A journal of art + literature engaging with nature, culture, the environment & ecology

Sea Glass Season

Edrie Corbit, California, USA

 

I don’t know who needs to hear this

but the willows are in bloom.

A month early.

Their caterpillar buds wriggle up to a cerulean sky.

Five years ago on Imbolc, the fog blotted out 

any sign of the sun.

Now, though, the open warmth 

beckons early flora

and the upturned faces of fauna,

defrosting.

Of course, an early spring 

signals an early summer.

Which signals an early fire season.

But I won’t think about that now, 

while it’s still sea glass season,

and my hands can brush over the pebbles 

carried by the winter swell,

searching for treasures 

to cup and fawn over.

“This climate change is really working for me,”

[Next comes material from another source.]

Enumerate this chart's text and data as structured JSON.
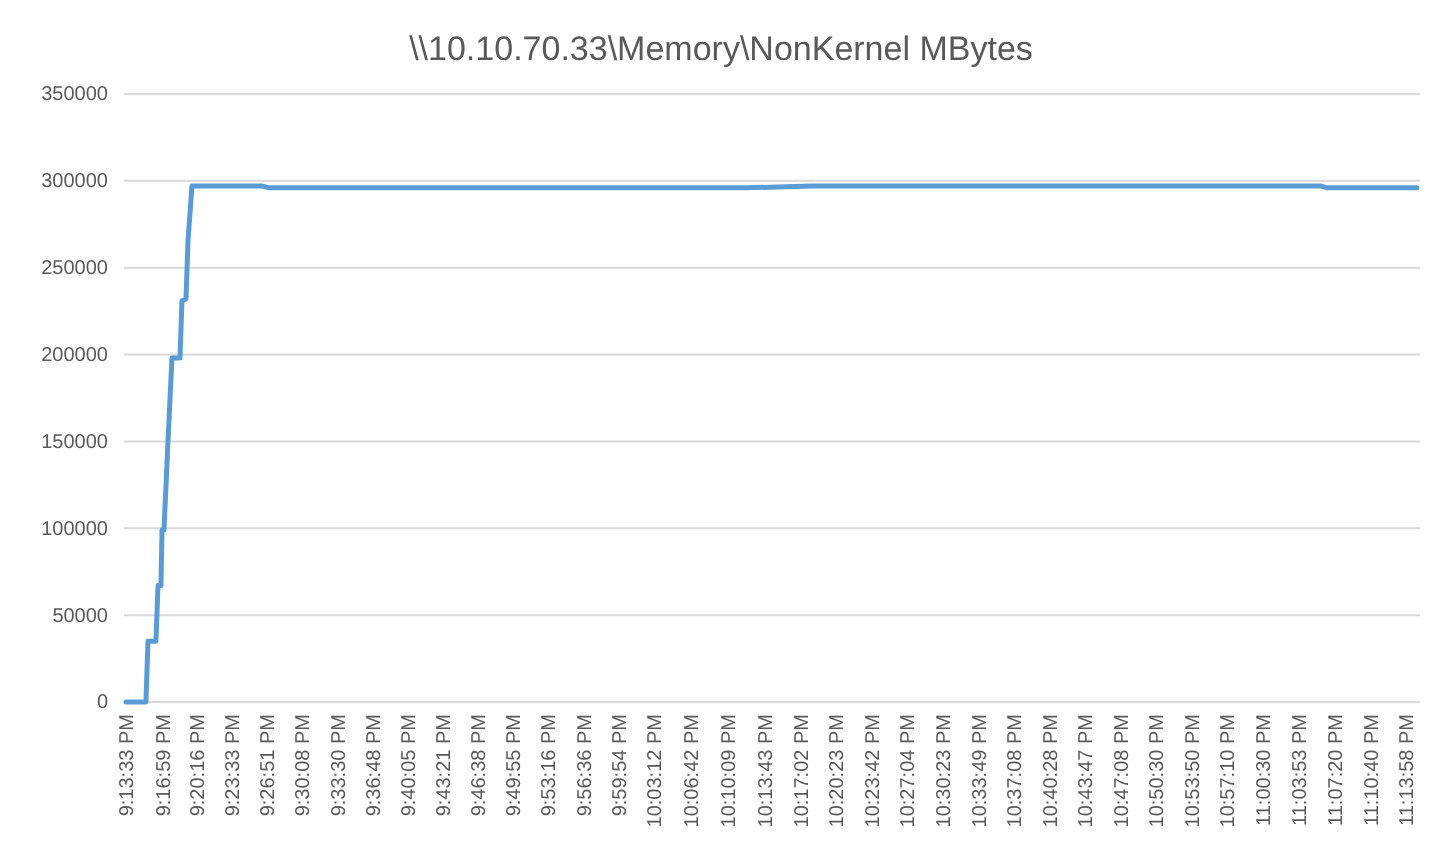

a woman nearby says as she, too, turns skyward, 

cinching her eyes closed against the light,

the sun holding her face with soft fingers,

but also etching it in ways she won’t see for years.

I think how, without the dense fog, I don’t feel so heavy.

I could be the red-winged blackbird 

flitting from the ground to the willow tips in two wing beats.

Though, without the fog, the redwoods feel less grounded.

A handful have fallen.

There was that one tourist killed 

at Muir Woods 

on Christmas Eve

in front of his sister.

But who am I to complain 

about the bright light

turning the sea to a diamond mine.




  

Edrie Corbit’s first deep love as a child was the land. She has been writing letters and songs to it ever since. Her fiction has won the Grand Prize for the San Francisco Writer’s Conference Writing Competition and she currently is working on a climate change novel that features both humor and heart.